Wed Apr 1 11:18:59 UTC 2009

Revision: 6568
Author:   nicdumz
Date:     2009-04-01 11:18:59 +0000 (Wed, 01 Apr 2009)

Log Message:
-----------
Cleaning previous commit :
* Cleaning scrubxml() implementation
* Applying scrubxml AFTER decoding the string to unicode

Modified Paths:
--------------
    trunk/pywikipedia/wikipedia.py

Modified: trunk/pywikipedia/wikipedia.py
===================================================================

--- trunk/pywikipedia/wikipedia.py	2009-04-01 10:45:17 UTC (rev 6567)
+++ trunk/pywikipedia/wikipedia.py	2009-04-01 11:18:59 UTC (rev 6568)
@@ -4893,23 +4893,15 @@
                 # Token not found
                 output(u'WARNING: Token not found on %s.
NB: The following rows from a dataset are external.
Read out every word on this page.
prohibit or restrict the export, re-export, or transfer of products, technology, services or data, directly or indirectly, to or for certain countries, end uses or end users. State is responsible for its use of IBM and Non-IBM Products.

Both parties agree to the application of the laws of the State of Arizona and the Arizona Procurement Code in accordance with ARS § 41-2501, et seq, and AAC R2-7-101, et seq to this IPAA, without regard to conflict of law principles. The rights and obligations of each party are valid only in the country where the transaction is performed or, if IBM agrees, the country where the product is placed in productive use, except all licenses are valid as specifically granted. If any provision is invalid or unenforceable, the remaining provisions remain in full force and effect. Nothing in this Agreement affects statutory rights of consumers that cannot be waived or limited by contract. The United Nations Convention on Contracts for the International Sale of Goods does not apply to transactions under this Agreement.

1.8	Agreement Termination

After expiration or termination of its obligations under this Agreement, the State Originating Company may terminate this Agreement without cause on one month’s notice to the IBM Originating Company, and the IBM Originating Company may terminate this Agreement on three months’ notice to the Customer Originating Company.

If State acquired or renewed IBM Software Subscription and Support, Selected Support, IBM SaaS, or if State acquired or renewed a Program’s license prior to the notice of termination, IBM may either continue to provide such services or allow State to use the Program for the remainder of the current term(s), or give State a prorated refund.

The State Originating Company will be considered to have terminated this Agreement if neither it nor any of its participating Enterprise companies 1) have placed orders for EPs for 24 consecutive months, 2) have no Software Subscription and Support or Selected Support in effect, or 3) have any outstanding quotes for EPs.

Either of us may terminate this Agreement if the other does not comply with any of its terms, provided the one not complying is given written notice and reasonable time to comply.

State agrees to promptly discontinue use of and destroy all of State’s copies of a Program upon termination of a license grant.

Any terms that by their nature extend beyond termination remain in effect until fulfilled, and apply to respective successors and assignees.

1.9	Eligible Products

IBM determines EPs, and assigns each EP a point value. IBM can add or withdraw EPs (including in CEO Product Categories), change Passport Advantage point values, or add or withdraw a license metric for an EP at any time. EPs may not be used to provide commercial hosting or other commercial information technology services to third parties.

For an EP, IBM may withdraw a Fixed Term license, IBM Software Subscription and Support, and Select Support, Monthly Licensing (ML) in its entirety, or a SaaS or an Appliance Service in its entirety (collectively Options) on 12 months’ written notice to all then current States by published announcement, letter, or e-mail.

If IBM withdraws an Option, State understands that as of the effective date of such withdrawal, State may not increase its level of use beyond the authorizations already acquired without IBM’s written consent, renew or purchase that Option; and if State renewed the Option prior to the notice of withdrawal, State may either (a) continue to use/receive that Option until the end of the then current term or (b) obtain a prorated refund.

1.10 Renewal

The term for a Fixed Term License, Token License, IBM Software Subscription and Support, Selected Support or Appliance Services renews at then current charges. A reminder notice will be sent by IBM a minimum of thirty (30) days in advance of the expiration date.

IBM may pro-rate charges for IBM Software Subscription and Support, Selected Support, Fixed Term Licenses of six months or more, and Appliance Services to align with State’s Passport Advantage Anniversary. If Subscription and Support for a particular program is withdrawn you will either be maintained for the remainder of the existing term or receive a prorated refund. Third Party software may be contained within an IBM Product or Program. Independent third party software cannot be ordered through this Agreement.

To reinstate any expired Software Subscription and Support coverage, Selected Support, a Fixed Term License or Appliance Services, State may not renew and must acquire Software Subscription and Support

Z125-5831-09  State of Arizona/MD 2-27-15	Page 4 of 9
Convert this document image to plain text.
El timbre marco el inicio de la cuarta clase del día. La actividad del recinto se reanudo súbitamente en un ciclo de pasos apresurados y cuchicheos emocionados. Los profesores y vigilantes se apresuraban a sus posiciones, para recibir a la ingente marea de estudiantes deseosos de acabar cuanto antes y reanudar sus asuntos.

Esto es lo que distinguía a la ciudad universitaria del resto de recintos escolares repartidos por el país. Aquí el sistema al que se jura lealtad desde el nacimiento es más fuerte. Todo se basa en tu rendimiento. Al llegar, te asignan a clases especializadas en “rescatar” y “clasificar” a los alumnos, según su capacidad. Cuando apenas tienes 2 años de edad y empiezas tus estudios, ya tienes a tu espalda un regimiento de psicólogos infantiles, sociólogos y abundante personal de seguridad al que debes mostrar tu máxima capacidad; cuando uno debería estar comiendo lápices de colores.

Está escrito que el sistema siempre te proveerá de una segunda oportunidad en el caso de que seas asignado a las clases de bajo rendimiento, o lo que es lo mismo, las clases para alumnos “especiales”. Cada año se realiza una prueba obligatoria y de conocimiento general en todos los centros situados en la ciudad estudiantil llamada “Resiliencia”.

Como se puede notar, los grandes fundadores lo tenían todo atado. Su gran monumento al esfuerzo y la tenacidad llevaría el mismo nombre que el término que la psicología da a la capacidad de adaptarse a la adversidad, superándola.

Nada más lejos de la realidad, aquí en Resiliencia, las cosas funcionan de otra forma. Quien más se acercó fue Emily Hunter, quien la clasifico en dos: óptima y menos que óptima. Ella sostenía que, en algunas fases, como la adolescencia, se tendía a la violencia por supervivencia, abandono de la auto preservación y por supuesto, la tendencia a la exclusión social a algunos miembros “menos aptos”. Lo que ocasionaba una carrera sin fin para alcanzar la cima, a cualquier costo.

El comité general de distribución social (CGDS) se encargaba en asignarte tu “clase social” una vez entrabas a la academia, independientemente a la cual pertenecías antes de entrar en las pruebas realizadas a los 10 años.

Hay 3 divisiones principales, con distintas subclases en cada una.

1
You will not be able to edit any page.' % self)
 
-    def scrubxml(self,xml):
+    def scrubxml(self, xml):
         """scrub the start of xml input, to make things work, even
-        when crap is inserted ahead of the actual xml data. (such as when php reports strict
-        warnings)"""
-        xml2=""
-        start=False
-        warn=False
-        for line in xml.split("\n"):
-            if line.startswith("<?xml"):
-                start=True
-            else:
-		 warn=True
-            if start:
-                xml2+=line+"\n"
-        if warn==True:
-            pass    #TODO: we could issue a warning for broken xml
-        return xml2
+        when crap is inserted ahead of the actual xml data. 
+        (such as when php reports strict warnings)"""
+        start = xml.find('<?xml')
+        if start < 0:
+            # '<?xml' not found ? Should not happen.
+            return ""
+        return xml[start:]
 
     def mediawiki_message(self, key):
         """Return the MediaWiki message text for key "key" """
@@ -4957,7 +4949,6 @@
                 else:
                     xml = self.getUrl(self.get_address("Special:Allmessages")
                                         + "&ot=xml")
-                    xml=self.scrubxml(xml)
                     # xml structure is :
                     # <messages lang="fr">
                     #    <message name="about">À propos</message>
@@ -4965,7 +4956,8 @@
                     # </messages>
                     if elementtree:
                         decode = xml.encode(self.encoding())
-                        tree = XML(decode)
+                        clean = self.scrubxml(decode)
+                        tree = XML(clean)
                         self._mediawiki_messages = _dict([(tag.get('name').lower(), tag.text)
                                 for tag in tree.getiterator('message')])
                     else: